On November 15, 2024, the US District Court for the Eastern District of Texas vacated the Department of Labor’s (DOL) final rule raising the salary thresholds for being exempt from overtime under the Fair Labor Standards Act (new salary thresholds). The ruling applies nationwide and means that employers do not currently need to increase employee salaries in January 2025 to maintain their exempt status. It also vacates the July 1, 2024, increase.

A group of people working overtime with new DOJ regulations

Previously, bona fide executive, administrative, and professional employees were exempt if they were paid a salary of at least $684 per week ($35,568 annually). The DOL’s final rule increased the threshold to $844 per week ($43,888 annually) on July 1, 2024. The threshold was set to further increase to $1,128 per week ($58,656 annually) on January 1, 2025.

In a recent, related case, the US Court of Appeals for the Fifth Circuit held that, while the DOL may consider salary as an objective measure of employee eligibility for an overtime exemption, the DOL’s authority to do so “is not unbounded.” Thus, the DOL cannot enact rules “that replace or swallow” the exemptions, which occurs when the DOL sets the salary threshold too high. Relying on this holding, the district court in Texas determined that the DOL’s final rule “effectively eliminated” consideration of whether an employee performed exempt duties.

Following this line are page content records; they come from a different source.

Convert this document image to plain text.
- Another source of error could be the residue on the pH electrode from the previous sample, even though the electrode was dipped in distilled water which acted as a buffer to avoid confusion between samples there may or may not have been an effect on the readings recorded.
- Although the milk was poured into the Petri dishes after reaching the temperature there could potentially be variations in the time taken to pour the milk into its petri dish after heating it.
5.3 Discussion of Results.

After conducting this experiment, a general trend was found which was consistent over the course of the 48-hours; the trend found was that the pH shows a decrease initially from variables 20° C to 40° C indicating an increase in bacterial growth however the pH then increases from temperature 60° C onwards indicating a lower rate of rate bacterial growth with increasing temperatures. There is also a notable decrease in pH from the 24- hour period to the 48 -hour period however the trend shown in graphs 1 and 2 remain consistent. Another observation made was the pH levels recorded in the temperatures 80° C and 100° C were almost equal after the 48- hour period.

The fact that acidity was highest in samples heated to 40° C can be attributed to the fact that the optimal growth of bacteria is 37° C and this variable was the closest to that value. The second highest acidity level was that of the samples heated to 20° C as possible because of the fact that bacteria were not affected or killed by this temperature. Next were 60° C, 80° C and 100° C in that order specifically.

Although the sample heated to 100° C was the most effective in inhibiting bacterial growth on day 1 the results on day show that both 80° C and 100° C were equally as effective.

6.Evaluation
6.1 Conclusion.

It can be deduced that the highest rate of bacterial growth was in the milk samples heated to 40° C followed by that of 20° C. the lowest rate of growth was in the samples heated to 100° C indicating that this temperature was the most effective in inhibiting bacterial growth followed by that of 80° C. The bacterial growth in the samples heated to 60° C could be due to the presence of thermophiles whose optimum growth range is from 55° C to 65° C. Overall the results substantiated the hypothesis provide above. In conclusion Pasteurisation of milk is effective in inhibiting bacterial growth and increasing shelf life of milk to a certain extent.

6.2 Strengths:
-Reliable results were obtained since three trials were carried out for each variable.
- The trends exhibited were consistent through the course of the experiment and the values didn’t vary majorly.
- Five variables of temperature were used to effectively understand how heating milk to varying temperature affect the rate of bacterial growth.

Given this, the district court vacated – in other words, nullified – the final rule.

The DOL may appeal the decision to the Fifth Circuit, so the final rule’s fate remains to be seen. However, given the Fifth Circuit’s ruling and the district court’s rationale, combined with a new presidential administration taking office in January 2025, the chances of the rule being revived on appeal seem unlikely.